"I shall tumble down, Aunt Judith; I know I shall," said she, and budge she would not.
"Tumble down, little stupid! Why, what should make you tumble down? Are you going forever to be a baby? Any baby can crawl down-stairs by holding on to the balusters."
"I know I shall tumble down, Aunt Judith—and then I shall cry."
But even this threat was of no avail.
"Come along, little goose; 'tis easy enough when you try it. Do you think I have dressed you up as a grown woman to see you crawl like a baby? A fine woman—you! Come along, I say!"
But this lesson, happily for the half-frightened pupil, was abruptly brought to an end. Judith was standing with her face to the staircase, and her back to the central hall and the outer door, so that she could not see any one entering, and indeed the first intimation she had of the approach of a stranger was a voice behind her:
"Be gentle with the child, Judith."
And then she knew that she was caught. For some little time back she had very cleverly managed to evade the good parson, or at least to secure the safety of company when she saw him approach. But this time she was as helpless as little Bess herself. Dr. Hall was away from home; Judith's sister was ill of a cold, and in bed; there was no one in the house, besides the servants, but herself. The only thing she could do was to go up to the landing, swing her niece on to her shoulder, and say to Master Walter that they were going round to New Place, for that Susan was ill in bed, and unable to look after the child.
"I will walk with you as far," said he, calmly, and, indeed, as if it were rather an act of condescension on his part.

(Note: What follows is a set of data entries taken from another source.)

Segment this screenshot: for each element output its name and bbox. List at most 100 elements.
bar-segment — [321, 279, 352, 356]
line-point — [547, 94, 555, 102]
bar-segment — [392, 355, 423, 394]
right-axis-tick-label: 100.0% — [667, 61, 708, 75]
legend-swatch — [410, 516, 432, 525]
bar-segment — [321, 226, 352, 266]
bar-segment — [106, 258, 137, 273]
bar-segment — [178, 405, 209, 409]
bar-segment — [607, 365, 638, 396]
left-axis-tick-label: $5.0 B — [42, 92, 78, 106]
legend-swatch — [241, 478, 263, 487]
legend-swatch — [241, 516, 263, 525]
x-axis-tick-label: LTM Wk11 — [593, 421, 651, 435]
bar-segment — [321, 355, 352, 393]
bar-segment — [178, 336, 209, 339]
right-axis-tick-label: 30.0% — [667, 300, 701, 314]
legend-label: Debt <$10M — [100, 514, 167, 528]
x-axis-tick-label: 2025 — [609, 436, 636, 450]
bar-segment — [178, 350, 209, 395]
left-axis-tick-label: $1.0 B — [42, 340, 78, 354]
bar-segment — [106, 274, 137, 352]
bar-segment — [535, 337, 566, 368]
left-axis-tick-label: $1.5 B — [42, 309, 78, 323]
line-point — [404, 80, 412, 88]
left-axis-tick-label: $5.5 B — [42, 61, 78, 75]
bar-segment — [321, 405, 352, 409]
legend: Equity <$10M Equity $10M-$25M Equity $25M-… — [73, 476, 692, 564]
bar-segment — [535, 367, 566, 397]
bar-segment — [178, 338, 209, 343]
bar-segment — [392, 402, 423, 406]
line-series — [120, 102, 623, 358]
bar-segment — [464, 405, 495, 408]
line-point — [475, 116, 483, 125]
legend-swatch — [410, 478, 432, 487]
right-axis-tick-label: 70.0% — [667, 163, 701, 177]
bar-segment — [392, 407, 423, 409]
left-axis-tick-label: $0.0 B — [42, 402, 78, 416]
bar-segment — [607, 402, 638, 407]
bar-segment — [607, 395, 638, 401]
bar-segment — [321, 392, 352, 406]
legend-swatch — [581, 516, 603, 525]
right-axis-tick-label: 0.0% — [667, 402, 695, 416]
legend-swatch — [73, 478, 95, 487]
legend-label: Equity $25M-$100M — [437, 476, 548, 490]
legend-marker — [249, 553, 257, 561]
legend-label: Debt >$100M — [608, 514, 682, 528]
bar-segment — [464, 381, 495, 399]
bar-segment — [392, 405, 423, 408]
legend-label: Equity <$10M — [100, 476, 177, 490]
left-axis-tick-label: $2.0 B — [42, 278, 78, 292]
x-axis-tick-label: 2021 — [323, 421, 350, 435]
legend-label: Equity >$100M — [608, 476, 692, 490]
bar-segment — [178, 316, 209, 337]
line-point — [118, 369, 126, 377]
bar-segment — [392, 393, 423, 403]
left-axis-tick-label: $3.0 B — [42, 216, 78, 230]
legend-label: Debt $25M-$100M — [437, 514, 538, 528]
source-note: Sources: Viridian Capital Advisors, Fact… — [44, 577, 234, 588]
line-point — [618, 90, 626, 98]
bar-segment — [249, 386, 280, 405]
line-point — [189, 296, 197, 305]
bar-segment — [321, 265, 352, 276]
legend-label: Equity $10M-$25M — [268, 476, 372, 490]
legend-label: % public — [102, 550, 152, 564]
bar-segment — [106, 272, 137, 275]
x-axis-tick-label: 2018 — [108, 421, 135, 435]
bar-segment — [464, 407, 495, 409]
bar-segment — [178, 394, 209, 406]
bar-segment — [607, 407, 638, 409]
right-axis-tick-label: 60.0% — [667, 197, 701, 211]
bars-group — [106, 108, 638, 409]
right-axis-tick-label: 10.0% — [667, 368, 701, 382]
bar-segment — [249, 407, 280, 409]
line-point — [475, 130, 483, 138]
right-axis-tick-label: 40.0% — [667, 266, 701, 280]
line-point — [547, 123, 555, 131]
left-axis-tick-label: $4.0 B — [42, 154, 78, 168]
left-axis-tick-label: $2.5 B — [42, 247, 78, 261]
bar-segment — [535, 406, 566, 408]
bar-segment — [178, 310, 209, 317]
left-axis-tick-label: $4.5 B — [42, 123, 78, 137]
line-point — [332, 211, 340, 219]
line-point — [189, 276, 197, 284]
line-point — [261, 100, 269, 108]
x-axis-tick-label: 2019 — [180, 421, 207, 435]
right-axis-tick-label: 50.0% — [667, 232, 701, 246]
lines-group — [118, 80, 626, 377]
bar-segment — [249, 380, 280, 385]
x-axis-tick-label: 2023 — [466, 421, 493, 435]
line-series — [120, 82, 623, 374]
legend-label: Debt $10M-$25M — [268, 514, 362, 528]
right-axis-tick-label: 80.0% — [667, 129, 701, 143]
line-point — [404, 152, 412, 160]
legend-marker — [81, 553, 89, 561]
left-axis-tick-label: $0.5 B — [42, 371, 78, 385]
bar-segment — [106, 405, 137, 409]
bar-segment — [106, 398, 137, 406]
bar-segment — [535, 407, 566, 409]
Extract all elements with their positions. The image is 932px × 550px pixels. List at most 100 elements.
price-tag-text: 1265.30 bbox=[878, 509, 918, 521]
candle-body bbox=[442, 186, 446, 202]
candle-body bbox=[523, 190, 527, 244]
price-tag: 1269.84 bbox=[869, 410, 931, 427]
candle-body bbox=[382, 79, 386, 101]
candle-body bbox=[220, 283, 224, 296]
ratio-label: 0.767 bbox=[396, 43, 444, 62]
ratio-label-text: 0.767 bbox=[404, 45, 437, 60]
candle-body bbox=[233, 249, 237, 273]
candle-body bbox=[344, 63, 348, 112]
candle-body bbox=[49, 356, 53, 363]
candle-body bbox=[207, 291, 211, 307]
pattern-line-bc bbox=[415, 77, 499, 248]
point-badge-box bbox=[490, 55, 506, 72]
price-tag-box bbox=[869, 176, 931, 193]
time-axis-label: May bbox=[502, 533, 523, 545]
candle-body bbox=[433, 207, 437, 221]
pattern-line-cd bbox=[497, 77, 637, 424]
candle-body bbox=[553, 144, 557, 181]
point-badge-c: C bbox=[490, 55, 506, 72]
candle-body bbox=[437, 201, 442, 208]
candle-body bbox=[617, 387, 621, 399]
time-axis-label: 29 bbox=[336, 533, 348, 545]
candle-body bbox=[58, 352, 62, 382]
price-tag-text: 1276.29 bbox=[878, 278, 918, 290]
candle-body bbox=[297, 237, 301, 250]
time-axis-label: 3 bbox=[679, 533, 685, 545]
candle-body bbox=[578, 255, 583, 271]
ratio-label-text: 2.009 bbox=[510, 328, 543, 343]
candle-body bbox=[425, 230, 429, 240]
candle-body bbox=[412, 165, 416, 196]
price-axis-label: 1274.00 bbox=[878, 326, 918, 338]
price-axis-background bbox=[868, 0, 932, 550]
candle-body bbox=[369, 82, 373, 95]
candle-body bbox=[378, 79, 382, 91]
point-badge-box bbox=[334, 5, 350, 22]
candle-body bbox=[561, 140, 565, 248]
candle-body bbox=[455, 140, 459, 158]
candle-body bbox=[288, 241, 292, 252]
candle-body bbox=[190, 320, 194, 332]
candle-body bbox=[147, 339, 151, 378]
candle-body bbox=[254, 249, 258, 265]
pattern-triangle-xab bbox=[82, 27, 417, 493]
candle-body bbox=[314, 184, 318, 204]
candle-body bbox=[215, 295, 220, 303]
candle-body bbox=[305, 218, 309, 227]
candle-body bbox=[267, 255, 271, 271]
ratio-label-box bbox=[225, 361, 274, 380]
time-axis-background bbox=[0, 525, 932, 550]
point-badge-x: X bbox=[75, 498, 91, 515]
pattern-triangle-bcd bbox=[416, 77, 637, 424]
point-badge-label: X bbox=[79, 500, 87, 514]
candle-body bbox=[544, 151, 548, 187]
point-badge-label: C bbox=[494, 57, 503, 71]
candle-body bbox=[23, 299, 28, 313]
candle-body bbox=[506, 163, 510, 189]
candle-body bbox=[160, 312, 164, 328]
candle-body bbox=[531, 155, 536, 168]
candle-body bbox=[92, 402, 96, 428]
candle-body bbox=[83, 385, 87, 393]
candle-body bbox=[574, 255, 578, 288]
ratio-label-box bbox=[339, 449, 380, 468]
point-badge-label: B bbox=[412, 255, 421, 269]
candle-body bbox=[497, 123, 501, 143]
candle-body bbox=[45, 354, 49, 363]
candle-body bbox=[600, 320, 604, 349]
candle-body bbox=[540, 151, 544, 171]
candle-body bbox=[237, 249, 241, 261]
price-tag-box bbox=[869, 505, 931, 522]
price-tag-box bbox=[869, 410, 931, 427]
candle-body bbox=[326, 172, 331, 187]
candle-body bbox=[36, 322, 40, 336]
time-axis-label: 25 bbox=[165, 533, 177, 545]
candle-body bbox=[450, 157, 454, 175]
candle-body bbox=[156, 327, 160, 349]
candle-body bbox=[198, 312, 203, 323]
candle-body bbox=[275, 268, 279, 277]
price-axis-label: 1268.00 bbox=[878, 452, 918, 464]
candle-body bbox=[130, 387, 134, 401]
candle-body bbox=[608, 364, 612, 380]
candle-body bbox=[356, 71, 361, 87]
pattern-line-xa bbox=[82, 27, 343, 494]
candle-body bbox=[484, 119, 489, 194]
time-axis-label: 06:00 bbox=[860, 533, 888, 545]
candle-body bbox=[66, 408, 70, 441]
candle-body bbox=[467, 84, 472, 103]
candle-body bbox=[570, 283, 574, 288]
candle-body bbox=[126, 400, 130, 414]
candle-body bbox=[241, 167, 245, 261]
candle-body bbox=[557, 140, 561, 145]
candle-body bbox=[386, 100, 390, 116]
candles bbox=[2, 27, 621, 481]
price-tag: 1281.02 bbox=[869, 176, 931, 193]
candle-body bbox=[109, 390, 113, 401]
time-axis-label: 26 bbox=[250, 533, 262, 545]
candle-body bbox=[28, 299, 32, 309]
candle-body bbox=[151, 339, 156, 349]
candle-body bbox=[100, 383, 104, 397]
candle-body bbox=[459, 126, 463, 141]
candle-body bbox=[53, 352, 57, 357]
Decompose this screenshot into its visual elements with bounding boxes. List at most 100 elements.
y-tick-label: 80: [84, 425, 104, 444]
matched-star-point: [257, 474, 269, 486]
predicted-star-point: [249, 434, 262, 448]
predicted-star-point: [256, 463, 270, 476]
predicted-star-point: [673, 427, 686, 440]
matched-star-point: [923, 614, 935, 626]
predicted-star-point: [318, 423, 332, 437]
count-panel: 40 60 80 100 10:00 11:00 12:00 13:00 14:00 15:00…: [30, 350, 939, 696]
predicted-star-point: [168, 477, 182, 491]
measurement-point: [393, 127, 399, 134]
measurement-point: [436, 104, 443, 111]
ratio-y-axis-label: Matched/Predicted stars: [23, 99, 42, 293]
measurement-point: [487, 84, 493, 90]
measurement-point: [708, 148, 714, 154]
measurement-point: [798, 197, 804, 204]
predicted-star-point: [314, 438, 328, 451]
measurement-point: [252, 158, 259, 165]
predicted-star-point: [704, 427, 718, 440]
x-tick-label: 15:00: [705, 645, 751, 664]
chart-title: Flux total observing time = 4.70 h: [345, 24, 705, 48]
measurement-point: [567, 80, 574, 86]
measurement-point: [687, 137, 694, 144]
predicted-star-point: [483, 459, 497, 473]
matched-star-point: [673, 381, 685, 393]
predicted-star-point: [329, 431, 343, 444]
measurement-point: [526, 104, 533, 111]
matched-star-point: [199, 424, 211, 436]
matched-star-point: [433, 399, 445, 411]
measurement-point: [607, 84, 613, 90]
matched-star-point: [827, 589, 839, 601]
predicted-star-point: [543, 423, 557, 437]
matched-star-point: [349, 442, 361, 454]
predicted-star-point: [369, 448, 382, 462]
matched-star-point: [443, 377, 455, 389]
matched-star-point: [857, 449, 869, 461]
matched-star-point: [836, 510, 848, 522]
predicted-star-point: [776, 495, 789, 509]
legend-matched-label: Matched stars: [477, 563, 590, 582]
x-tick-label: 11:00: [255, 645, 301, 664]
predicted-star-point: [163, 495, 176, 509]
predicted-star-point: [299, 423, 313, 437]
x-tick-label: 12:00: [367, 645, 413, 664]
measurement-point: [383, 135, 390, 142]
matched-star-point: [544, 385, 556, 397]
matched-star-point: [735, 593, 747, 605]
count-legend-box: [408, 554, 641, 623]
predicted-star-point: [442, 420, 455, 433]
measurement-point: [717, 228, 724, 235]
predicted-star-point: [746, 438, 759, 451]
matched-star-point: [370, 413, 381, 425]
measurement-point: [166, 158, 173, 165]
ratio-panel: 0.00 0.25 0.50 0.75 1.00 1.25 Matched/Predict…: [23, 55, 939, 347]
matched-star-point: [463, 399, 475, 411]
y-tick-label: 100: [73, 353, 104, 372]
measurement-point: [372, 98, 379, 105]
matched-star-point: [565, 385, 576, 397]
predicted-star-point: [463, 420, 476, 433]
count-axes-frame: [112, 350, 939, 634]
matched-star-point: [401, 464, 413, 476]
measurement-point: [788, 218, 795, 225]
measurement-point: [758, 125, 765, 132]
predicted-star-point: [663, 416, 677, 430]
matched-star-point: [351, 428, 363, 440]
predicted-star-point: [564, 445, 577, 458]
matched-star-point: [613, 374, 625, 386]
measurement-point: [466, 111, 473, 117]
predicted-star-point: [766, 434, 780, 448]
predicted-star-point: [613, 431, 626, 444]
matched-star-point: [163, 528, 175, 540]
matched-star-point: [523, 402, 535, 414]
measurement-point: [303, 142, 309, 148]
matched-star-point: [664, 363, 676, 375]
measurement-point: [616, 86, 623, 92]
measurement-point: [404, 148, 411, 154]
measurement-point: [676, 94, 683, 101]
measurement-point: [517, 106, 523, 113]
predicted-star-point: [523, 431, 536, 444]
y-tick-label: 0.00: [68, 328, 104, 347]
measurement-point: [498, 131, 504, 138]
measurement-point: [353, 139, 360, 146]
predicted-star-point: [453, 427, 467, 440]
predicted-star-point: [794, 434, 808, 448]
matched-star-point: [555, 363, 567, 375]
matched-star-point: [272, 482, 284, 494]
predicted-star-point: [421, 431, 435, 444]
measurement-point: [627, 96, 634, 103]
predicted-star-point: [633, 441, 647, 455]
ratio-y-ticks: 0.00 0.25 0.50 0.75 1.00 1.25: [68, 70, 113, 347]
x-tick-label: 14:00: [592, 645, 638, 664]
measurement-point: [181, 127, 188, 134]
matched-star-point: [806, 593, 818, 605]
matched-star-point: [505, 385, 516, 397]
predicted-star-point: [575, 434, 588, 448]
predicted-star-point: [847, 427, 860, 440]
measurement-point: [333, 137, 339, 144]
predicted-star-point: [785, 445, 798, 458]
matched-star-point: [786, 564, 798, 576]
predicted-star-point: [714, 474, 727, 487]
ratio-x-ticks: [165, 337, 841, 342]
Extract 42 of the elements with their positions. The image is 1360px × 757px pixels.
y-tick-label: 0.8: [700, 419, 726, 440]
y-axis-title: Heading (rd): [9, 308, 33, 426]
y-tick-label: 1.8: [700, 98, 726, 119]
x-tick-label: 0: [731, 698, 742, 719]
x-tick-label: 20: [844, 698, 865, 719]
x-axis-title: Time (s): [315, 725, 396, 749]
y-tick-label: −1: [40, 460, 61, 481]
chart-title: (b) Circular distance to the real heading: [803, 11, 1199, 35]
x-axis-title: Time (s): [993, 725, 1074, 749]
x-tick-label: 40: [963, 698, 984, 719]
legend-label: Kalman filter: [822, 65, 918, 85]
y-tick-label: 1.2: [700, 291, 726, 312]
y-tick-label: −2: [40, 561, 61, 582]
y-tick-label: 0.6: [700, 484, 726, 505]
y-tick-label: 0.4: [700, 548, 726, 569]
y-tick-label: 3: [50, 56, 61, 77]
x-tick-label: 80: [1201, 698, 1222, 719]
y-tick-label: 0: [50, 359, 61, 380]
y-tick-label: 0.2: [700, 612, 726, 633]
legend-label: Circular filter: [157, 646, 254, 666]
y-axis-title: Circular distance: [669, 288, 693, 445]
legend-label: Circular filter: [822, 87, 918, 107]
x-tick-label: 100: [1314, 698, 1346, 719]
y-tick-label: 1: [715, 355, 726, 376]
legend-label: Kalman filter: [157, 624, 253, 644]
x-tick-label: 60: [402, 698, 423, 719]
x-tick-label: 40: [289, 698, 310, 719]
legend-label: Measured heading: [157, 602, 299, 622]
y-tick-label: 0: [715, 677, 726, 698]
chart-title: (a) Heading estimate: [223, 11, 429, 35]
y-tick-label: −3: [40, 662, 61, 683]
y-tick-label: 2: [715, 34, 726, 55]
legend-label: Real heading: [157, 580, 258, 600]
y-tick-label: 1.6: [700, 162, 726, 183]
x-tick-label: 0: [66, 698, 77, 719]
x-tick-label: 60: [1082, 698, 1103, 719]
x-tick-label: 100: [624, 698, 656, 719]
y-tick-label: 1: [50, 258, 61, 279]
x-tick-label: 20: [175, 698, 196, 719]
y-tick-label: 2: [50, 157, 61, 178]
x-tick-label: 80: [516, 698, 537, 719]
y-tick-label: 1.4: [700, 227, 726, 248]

She set out with no good-will. She expected that he would argue, and she had an uncomfortable suspicion that he would get the best of it. And if she had once or twice rather wildly thought that in order to get rid of all perplexities, and in order to please all the people around her, she would in the end allow Master Walter Blaise to win her over into becoming his wife, still she felt that the time was not yet. She would have the choosing of it for herself. And why should she be driven into a corner prematurely? Why be made to confess that her brain could not save her? She wanted peace. She wanted to play with Bess Hall, or to walk through the meadows with Willie Hart, teaching him what to think of England. She did not want to be confronted with clear, cold eyes, and arguments like steel, and the awful prospect of having to labor in the vineyard through the long, long, gray, and distant years. She grew to think it was scarcely fair of her father to hand her over. He at least might have been on her side. But he seemed as willing as any that she should go away among the saints, and forsake forever (as it seemed to her) the beautiful, free and clear-colored life that she had been well content to live.